Two harder-to-call shifts could change the picture meaningfully. First, a new entrant — a fourth family at the DeepSeek / Qwen / Llama tier — would compress competitive timelines further; we assign it moderate probability over six months. Second, a major closed-frontier vendor opening weights for a flagship would re-shape the open-versus-closed framing entirely; we assign it low probability but high impact if it happens.
For teams planning H2 capacity, the practical move is to design the deployment for routing rather than for any single family — and to invest in a benchmark harness that runs against your own corpus, not just published evaluations. That's where our AI digital transformation engagements typically start: per-workload eval, hosting-stack picks, and routing-layer design calibrated to actual workload volumes rather than vendor-pitched headline numbers. For the self-hosting cost side specifically, our companion analysis on self-hosting frontier-model TCO covers the hardware, utilization, and break-even math.
08 — ConclusionThe half open-weight became enterprise-grade.
By May 2026, open-weight had become enterprise-grade.
Three families, three very different postures.
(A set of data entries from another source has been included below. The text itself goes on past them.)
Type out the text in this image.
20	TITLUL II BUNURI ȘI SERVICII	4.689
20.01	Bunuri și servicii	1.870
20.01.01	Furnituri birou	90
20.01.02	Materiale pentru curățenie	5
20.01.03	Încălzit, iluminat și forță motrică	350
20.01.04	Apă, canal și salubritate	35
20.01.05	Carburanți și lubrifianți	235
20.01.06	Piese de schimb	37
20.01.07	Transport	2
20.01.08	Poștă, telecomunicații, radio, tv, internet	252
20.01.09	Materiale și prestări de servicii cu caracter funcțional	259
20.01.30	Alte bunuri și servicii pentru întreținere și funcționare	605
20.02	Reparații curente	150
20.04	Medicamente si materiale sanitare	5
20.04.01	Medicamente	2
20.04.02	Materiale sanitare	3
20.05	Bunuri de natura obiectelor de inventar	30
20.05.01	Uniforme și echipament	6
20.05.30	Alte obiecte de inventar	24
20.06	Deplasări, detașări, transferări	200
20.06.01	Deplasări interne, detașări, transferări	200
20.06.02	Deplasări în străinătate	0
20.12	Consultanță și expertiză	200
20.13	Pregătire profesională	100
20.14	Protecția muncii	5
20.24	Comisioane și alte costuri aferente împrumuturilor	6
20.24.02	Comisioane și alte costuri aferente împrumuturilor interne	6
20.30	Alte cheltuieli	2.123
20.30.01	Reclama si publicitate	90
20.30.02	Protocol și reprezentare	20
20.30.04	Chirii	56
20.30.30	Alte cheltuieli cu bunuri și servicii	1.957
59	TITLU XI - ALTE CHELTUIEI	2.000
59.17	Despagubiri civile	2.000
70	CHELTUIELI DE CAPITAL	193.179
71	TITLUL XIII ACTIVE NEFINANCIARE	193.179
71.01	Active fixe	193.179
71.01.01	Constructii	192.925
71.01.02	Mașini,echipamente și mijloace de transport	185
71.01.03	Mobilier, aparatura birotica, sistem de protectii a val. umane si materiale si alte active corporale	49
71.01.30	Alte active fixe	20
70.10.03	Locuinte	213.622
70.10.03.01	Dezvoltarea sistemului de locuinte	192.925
Qwen ran the most active cadence — Qwen 3.5 family in February, small models in March, Qwen 3.6 in April. DeepSeek shipped one architectural reset (V4 Preview, April 24). Meta shipped no new open-weight Llama and pivoted frontier attention toward the closed Muse Spark line. Underneath those vendor stories, benchmark closure on code and reasoning, an order-of-magnitude hosting-cost reduction on vLLM/SGLang/Cerebras, and three procurement-ready sovereign-cloud patterns compounded into something an enterprise procurement team can buy.
The honest framing on the gap is the right one. Open-weight has closed with closed frontier on code, competitive programming, and formal reasoning. It hasn't closed on general knowledge, graduate-level science, or the hardest long-context retrieval — those still trail by roughly 3 to 6 months. That gap is real, and the right response is per-workload routing rather than wholesale replacement.
The broader signal for H2 is that the question changes again. H1's question was "is open-weight good enough." H2's question is "which routing pattern, which hosting stack, which sovereign-deployment shape." That's a more specific, more buyable, more enterprise-grade conversation — and it's what makes the H1-to-date window matter.